A couple months ago I saw a series called "No. 57, The History Of A House", about a Regency era terrace house in Bristol UK. It never received elecricity until the 1960s, and that gas (not sure if town or bottled gas), at least for lighting in the 1900s, and I think in the 1930s a gas cooker.
#153188 - 07/06/0605:13 AMRe: Attitudes to domestic equipment
Good Lord, Haven't things changed as far as journalism is concerned, since 1964??. Blame the house-wife, indeed, you wouldn't get away with that sort of talk these days. These days, it's "Men??, who are they??."
[This message has been edited by Trumpy (edited 07-06-2006).]
#153189 - 07/08/0612:12 PMRe: Attitudes to domestic equipment
Well that's a relief to hear! After seeing the ad. for the new Terios on Daihatsu's NZ site, I thought you were still very sexist down there. The Terios being a small 4x4, the ad. says "4WD = For Women Drivers".

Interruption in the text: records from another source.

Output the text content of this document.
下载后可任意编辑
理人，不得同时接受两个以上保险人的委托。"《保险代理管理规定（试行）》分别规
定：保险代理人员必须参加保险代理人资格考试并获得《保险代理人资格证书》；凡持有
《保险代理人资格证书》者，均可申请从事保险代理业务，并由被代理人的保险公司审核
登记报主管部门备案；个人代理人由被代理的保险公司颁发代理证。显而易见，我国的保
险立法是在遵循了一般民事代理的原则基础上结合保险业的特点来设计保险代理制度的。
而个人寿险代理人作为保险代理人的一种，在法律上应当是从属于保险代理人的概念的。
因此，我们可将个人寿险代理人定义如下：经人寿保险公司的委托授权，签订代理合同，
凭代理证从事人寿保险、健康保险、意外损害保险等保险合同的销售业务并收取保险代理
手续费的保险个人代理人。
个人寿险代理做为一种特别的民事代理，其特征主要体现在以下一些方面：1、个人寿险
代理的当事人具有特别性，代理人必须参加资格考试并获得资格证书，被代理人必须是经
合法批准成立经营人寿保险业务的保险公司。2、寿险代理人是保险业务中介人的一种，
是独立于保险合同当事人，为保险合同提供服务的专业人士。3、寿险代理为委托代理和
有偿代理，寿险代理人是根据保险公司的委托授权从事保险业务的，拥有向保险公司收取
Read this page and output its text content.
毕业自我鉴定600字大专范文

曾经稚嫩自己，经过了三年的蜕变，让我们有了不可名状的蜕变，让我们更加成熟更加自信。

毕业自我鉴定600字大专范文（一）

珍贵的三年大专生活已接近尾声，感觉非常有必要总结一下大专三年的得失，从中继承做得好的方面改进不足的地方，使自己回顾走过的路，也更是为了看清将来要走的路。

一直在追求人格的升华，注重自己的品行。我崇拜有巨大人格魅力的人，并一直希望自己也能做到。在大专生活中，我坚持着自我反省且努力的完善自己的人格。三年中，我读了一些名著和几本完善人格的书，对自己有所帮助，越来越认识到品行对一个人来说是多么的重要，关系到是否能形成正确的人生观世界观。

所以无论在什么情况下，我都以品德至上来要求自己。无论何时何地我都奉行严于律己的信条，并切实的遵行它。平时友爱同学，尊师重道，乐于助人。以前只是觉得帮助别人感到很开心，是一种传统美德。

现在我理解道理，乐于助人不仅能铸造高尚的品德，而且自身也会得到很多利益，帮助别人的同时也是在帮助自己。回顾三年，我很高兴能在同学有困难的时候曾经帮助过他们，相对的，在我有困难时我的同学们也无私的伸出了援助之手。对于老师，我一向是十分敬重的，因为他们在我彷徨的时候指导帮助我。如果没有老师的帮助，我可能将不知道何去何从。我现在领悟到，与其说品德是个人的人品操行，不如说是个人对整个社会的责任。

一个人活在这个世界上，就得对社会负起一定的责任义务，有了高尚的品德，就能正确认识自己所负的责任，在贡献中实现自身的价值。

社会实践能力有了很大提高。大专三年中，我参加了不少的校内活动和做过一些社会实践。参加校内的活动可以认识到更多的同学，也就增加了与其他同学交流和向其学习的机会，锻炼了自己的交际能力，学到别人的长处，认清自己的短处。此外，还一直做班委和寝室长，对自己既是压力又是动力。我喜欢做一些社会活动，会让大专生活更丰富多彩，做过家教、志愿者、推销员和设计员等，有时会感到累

#153190 - 08/12/0608:46 PMRe: Attitudes to domestic equipment
I find it hard to believe that in 20th century Great Britain, people in urban/suburban environments were still cooking on hearth fires instead of using cookers connected to town or bottled gas.
That's the kind of thing I expect to see in farm houses.
We moved into a brand-new council house in 1953 - I was 10 years old. The tiny kitchen had one gas ring and a gas-fired galvanised tub which was used to heat water for washing clothes. There was a built-in coal-fired range in the living room which consisted of a back-boiler (domestic hot water) and an oven at the side of the coal fire. Electric power sockets were few and far between; one in the main bedroom; none in the other bedroom; a double socket in the living room; and a single socket in the kitchen (we were posh, we had an electric kettle). I've just (Feb 2010) discovered this forum - fascinating stuff!
I was bought up in what would now be described as a poor 'working class' home, [ that is, we were permanently broke!] and I never saw anyone cooking over open fires as a boy except tramps [ er...hobos ] - and boy scouts. We had a range, a blacked-iron coal fired oven with hot plates. Ma polished the living daylights out of it with 'Zebrite', a mixture of graphite and boot polish, so it shone like a mirror. It had to be managed like a steam engine, and could turn our entire 2 up 2 down into a hothouse while baking or boiling. Other days, if the wind was in the wrong direction, it just filled the place with smoke and sulferous smuts! Sukie [the kettle] sat whimpering and whispering on it 24/7 for the interminal rounds of tea partaken by the Brits in those times. Some models even had a tea-boiler with a brass tap to provide everlasting brews of the stuff! We had gas lights and took candles up to bed till the 'leccy was fitted in 1954. Happy days!